The Willingness to Suspend Belief

John ArmstrongPolitics

I think Thomas Sowell said it but there is, in this present political campaign, "a willingness to suspend belief." I sure agree with him. Both candidates, and the people in general, are seemingly willing to suspend belief and go with their emotions and feelings. In this scenario Obama wins the election easily. McCain has actually made the case for himself much worse since the Wall Street meltdown. I could not have imagined this a few weeks ago.
I am not sure anyone could. But McCain's response is so bad that it is almost beyond belief. Obama's response is more measured at the end of the day.
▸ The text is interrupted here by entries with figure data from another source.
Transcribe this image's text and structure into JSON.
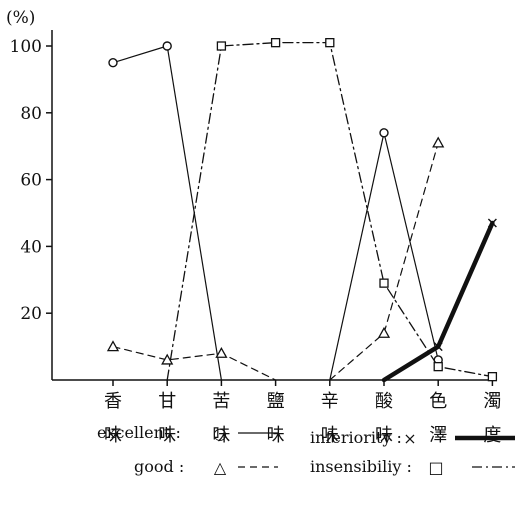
{
  "chart_data": {
    "type": "line",
    "title": "",
    "ylabel": "(%)",
    "xlabel": "",
    "ylim": [
      0,
      100
    ],
    "yticks": [
      20,
      40,
      60,
      80,
      100
    ],
    "categories": [
      {
        "top": "香",
        "bottom": "味"
      },
      {
        "top": "甘",
        "bottom": "味"
      },
      {
        "top": "苦",
        "bottom": "味"
      },
      {
        "top": "鹽",
        "bottom": "味"
      },
      {
        "top": "辛",
        "bottom": "味"
      },
      {
        "top": "酸",
        "bottom": "味"
      },
      {
        "top": "色",
        "bottom": "澤"
      },
      {
        "top": "濁",
        "bottom": "度"
      }
    ],
    "series": [
      {
        "name": "excellent",
        "style": "solid",
        "marker": "circle",
        "segments": [
          [
            [
              0,
              95
            ],
            [
              1,
              100
            ],
            [
              2,
              0
            ]
          ],
          [
            [
              4,
              0
            ],
            [
              5,
              74
            ],
            [
              6,
              6
            ]
          ]
        ]
      },
      {
        "name": "good",
        "style": "dashed",
        "marker": "triangle",
        "segments": [
          [
            [
              0,
              10
            ],
            [
              1,
              6
            ],
            [
              2,
              8
            ],
            [
              3,
              0
            ]
          ],
          [
            [
              4,
              0
            ],
            [
              5,
              14
            ],
            [
              6,
              71
            ]
          ]
        ]
      },
      {
        "name": "inferiority",
        "style": "thick",
        "marker": "x",
        "segments": [
          [
            [
              5,
              0
            ],
            [
              6,
              10
            ],
            [
              7,
              47
            ]
          ]
        ]
      },
      {
        "name": "insensibility",
        "style": "dashdot",
        "marker": "square",
        "segments": [
          [
            [
              1,
              0
            ],
            [
              2,
              100
            ],
            [
              3,
              101
            ],
            [
              4,
              101
            ],
            [
              5,
              29
            ],
            [
              6,
              4
            ],
            [
              7,
              1
            ]
          ]
        ]
      }
    ],
    "legend": [
      {
        "label": "excellent :",
        "symbol": "○",
        "series": "excellent"
      },
      {
        "label": "inferiority :",
        "symbol": "×",
        "series": "inferiority"
      },
      {
        "label": "good :",
        "symbol": "△",
        "series": "good"
      },
      {
        "label": "insensibiliy :",
        "symbol": "□",
        "series": "insensibility"
      }
    ],
    "colors": {
      "ink": "#111111",
      "background": "#ffffff"
    }
  }
}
First, McCain has launched an unfocused attack on greed and corruption. Well, yes, there is greed and corruption all around, but McCain offers no real solutions. Neither does Obama for that matter. But then I have come to believe the winner of this election may be the biggest loser in the end. America is broken and neither party can or will do the serious work needed to fix it. If you believe they can, then you are not yet dispossessed enough of your messianic dreams and seriously defective political grasp of reality. I am, by nature, an optimist. I am not optimistic, short term, about this election or about what follows it.
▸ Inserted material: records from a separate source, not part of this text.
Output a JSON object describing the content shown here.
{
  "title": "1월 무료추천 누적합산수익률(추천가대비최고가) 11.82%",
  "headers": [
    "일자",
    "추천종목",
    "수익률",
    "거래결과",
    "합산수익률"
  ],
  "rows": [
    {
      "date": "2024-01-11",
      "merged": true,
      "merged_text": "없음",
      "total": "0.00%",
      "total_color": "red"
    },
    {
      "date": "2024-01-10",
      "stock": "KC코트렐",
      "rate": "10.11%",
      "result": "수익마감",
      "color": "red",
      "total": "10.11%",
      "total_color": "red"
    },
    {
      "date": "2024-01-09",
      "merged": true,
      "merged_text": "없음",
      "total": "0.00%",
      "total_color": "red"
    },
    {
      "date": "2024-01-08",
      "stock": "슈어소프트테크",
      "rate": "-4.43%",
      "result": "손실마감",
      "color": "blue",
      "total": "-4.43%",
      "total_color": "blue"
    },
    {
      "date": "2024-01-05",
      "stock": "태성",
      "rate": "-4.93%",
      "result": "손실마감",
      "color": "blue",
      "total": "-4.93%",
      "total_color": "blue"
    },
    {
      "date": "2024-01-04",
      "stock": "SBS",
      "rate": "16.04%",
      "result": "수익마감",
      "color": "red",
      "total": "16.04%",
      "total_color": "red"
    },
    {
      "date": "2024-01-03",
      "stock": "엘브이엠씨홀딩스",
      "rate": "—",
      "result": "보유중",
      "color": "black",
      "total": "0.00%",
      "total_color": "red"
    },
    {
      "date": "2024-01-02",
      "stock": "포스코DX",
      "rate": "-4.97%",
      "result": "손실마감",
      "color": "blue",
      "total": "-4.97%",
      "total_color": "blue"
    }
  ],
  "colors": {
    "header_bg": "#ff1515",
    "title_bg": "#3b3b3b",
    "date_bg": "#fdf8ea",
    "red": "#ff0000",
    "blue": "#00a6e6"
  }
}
Second, McCain seems to be shooting guns in every direction each day. He has lost all focus and has no good answers right now. He seems to have no central core. Obama is running a far more disciplined campaign and McCain has nothing that offers real change. His zeal is real but his plans are unremarkable in their lameness. His suggestion in the last debate to "buy up mortgages and create new ones at the present value of a house" sounds like the kind of ploy Democrats would have happily used in the past. Obama rightly attacks this plan as dangerous. I fear it reveals what critics have said: "McCain doesn't understand economics and is now grasping at straws." Meanwhile Obama keeps darting and weaving and avoiding various issues. One friend of Obama's wrote in the Chicago Tribune that his debate strategy is much like Muhammad Ali's "rope-a-dope" technique when he won the heavyweight championship from a young George Foreman. He simply moves about taking and deflecting punches and lets McCain punch himself out! It is very well done and seems to work. I am not being cynical about this comment. I think Obama is clever and very smart to campaign in this way and actually shows great discipline. Whereas McCain represents "righteous zeal" out of control and ill-conceived, Obama represents what a friend of mine calls "cynical pragmatism." It is an odd combination in an election where Obama's party is led by the likes of Nancy Pelosi and Harry Reid.

Is this all about power in the end? I am no cynic but it sure seems that way. Time will tell. I hope whoever wins puts America first and seeks real solutions. I think neither man shows the courage to do what is really needed. I hope I am profoundly wrong.

Here is what I am sure about. The present economic and political situation is bad, very bad. It will more than likely get much worse. Churches and ministries are being forced to trim back but will they then figure out what really matters and get involved in mission at a time when history may present us with more ministry opportunity than we have ever imagined? Dark clouds are now real but they could bring showers of real mercy if we sought the Lord of heaven and earth. Present events are providing us with a great moment to reflect and pray. They provide us, as Christians, an opportunity to be "salt and light" like never before in our lifetime.